OK great, this is the same behaviour I observe.
However I still get the emacs debug window that I have to abort out of.
This I don't see. I need a recipe for reproducing this, so please provide start emacs and slime with this recipe and then list all the steps that bring you to that "debug window"
cd path/to/where/you/cloned/slime emacs -Q -L . -l slime-autoloads.el \ --eval "(setq inferior-lisp-program "sbcl")" \ --eval "(add-to-list 'slime-contribs 'slime-fancy)" < any extra setup > M-x toggle-debug-on-error ; this is useful M-x slime < any extra steps >
Also post the exact versions of sbcl and emacs you are using
emacs --version
and
sbcl --version
should give you that. Finally post (I think you already did though) relevant message in any *sldb* or *Backtrace* bufers you get.

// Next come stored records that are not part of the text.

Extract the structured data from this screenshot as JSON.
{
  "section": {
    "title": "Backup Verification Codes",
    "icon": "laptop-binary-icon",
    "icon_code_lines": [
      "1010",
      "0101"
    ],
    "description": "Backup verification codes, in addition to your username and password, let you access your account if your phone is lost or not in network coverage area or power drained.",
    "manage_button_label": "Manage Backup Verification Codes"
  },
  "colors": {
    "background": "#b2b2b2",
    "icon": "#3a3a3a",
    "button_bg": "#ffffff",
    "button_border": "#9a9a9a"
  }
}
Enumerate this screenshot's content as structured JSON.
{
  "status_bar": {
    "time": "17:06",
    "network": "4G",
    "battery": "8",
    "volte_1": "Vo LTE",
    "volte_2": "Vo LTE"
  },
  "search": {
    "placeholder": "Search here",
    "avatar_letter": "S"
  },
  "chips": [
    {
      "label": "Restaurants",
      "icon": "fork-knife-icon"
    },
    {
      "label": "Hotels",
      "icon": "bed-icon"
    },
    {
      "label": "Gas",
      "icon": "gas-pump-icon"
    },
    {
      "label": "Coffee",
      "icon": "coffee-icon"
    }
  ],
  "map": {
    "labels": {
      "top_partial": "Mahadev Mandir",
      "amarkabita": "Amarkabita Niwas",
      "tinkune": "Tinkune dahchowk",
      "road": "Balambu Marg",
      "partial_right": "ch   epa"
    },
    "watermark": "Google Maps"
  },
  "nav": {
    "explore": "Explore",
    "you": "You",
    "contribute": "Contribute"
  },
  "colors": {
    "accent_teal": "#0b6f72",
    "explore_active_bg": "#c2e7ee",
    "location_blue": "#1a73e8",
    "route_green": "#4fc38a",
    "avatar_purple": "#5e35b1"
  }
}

After that I have a slime REPL and I'll do some work to see how it goes. It will probably take me a little time to become accustomed to the ways of emacs 24 though.
Out of curiosity, what's so different from 23 to 24 for you?
By the way do you just want the files compiled or do you really need to know the results of the test suite? Because the results posted by the CI system might be interesting and they are at https://travis-ci.org/slime/slime.
I looked at the site and it seems a much more elaborate system is used than I have, so I would like to continue with my simple install/test scripts, which I can manage without a lot of effort. I usually only run the slime test suite once upon downloading slime from github.
The site is just a service for continuious integration that SLIME uses. It's just there as a measure of the current git trunk's stability, for users to inspect.
You're not really supposed to "use it" in your workflow unless perhaps you are developing new features/new tests in your own fork of SLIME.